Julie reminded us that the process of leaving this world can be like the transition stage of giving birth. Women in that stage are assured and prepared for birth and enthusiastic, but then have personality shifts and begin to swear, beg for drugs, and want to stop the process and check out of the hospital. Craig will have his private soul times of grappling with his fears, but this is part of the sacred work for him to do at this time. God’s Grace and support in waves will accompany his transition. She assured me that the grieving and emotional work of the last two years will help me to not fall apart or have extreme severity in the grieving time after Craig eventually passes. The descriptions I have been reading about being a widow have been a bit scary (!), so this was lovely reassurance to hear.
Julie encouraged us to breathe (something I keep stopping doing when it’s a bit too busy and the to-do list seems overwhelming!) and enjoy this goodly period, to take advantage of every moment. It’s going to all work out. The learning from this time will stay with me the rest of my life. People have been amazed at our calmness in planning Craig’s funeral over the last weeks – Julie said there is a shield around us in the process that is helping us do what needs to be done. [Working on projects together is also very much a part of the culture of our marriage!] As we travel this unfamiliar path of accompanying Craig while he lives and engages in the myriad of relationships that surround him, we have many wonderful helpers. And many offers of help. I have done an excellent job of asking for and receiving help, but I know I still have much growth to do in this area. As the to-do list overwhelms me at times, I can tell I sometimes need to expand my circle of helpers. [And I delegated a great team to handle Craig’s upcoming party!]
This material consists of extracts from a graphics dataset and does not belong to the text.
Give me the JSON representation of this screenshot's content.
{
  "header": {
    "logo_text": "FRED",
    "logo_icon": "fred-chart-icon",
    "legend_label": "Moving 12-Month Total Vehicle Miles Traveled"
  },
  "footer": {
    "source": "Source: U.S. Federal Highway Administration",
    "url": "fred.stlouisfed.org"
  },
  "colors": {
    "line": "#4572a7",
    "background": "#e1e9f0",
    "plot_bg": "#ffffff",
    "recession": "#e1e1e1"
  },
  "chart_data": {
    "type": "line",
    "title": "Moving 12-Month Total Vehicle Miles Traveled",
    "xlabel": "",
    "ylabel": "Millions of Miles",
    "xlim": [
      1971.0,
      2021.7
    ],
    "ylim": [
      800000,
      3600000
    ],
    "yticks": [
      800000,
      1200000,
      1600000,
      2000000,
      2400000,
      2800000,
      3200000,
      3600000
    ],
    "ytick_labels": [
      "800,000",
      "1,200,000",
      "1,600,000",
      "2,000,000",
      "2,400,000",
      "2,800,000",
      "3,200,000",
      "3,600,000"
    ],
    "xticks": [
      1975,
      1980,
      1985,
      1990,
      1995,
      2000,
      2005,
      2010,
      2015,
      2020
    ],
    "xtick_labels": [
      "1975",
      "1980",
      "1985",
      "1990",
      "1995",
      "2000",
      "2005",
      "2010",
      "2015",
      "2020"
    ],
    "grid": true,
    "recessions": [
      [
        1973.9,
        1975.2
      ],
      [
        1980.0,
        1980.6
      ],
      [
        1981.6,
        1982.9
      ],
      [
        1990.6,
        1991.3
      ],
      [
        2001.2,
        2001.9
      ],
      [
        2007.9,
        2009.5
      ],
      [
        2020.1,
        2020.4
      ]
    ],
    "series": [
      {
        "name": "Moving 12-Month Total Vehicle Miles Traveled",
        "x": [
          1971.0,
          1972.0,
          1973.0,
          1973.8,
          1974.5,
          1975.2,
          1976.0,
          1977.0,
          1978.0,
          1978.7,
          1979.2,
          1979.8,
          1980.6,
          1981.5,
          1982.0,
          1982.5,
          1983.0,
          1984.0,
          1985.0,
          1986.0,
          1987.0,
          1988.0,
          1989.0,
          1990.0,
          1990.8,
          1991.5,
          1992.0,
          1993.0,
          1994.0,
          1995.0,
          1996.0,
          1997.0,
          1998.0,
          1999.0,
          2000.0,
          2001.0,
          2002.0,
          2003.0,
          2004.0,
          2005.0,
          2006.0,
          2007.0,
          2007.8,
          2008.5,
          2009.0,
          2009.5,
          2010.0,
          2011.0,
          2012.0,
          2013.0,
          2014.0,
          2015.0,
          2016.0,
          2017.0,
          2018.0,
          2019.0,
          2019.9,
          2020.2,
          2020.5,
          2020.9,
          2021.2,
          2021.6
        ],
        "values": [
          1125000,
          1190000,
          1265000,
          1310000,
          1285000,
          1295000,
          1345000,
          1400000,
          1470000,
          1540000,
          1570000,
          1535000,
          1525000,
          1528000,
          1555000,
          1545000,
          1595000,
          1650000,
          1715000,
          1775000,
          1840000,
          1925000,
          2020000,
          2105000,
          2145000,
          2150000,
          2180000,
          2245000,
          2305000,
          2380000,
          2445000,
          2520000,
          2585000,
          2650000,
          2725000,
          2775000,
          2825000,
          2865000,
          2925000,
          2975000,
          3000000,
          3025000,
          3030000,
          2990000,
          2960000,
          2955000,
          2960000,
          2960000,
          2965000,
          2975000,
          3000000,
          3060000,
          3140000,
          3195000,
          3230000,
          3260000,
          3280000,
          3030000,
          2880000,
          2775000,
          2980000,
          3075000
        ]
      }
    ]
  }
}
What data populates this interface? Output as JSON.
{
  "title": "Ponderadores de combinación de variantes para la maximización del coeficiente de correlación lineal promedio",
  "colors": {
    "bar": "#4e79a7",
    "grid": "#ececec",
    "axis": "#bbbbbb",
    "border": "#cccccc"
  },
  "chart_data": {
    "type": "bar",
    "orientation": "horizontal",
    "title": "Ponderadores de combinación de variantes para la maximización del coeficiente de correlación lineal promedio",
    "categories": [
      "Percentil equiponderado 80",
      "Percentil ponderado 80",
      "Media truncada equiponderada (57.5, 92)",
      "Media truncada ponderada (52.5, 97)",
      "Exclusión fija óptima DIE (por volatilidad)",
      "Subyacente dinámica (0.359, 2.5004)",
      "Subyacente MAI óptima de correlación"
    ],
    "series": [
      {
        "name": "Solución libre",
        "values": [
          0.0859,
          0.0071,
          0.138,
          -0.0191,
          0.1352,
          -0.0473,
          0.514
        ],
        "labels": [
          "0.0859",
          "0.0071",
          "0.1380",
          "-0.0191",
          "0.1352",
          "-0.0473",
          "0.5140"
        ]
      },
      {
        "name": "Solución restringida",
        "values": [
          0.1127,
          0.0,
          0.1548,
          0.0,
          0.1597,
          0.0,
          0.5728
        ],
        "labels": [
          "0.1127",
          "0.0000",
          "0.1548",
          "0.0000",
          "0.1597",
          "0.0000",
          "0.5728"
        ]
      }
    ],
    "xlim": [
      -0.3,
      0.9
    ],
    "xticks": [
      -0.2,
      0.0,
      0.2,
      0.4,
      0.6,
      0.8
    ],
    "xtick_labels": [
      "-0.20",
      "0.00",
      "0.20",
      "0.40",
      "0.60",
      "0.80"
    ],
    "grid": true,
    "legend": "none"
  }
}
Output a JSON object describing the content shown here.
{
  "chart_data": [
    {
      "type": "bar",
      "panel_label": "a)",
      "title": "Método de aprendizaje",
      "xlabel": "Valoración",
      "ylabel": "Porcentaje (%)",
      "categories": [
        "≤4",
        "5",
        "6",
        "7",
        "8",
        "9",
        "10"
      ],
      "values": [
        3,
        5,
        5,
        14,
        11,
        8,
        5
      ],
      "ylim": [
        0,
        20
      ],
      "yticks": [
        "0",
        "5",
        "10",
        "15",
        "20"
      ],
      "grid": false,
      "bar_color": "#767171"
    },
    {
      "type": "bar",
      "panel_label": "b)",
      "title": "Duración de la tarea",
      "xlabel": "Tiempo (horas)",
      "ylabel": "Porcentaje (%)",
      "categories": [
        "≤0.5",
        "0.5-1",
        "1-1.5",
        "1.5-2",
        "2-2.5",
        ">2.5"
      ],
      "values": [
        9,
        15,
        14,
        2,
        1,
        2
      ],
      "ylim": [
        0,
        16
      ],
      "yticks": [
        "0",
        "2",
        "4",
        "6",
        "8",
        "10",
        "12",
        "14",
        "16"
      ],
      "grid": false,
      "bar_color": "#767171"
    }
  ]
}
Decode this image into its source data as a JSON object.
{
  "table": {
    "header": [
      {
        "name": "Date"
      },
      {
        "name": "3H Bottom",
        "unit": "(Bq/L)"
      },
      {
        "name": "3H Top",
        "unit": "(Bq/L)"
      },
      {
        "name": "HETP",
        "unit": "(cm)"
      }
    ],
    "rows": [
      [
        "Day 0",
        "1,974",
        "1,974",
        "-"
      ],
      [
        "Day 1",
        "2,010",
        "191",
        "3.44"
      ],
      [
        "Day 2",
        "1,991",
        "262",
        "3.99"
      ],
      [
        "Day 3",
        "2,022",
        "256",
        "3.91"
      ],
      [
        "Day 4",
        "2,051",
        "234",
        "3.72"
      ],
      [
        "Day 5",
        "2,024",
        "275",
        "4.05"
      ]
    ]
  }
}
Of great assurance to us were Julie’s words that indicated all is going to come in the right order and that everything is in the right order for the two of us and everyone involved. She noted that it is extraordinary for her to see that in us there are “no strings that are hanging out, no strand is out of place”. Craig and I have been very committed with each other and with our family to ensure that what has needed to be said and done actually happens so that each relationship is “complete”. It was good to hear that we have done well at this.
In the middle of all of Julie’s wonderful spiritual assurances, she also always shares some of the very practical details that help balance my wellbeing, so I’m heading into a few dietary changes to help with managing the effect of the stress on my body. And on the emotional side, I’m preparing a keepsake memory book that will be helpful in the times to come. I had the blessing of a respite day recently at a dear friend’s home and spent much of the day re-reading the printed email messages from our time of courting. For Craig, Julie says for him to just keep eating whatever makes him happy!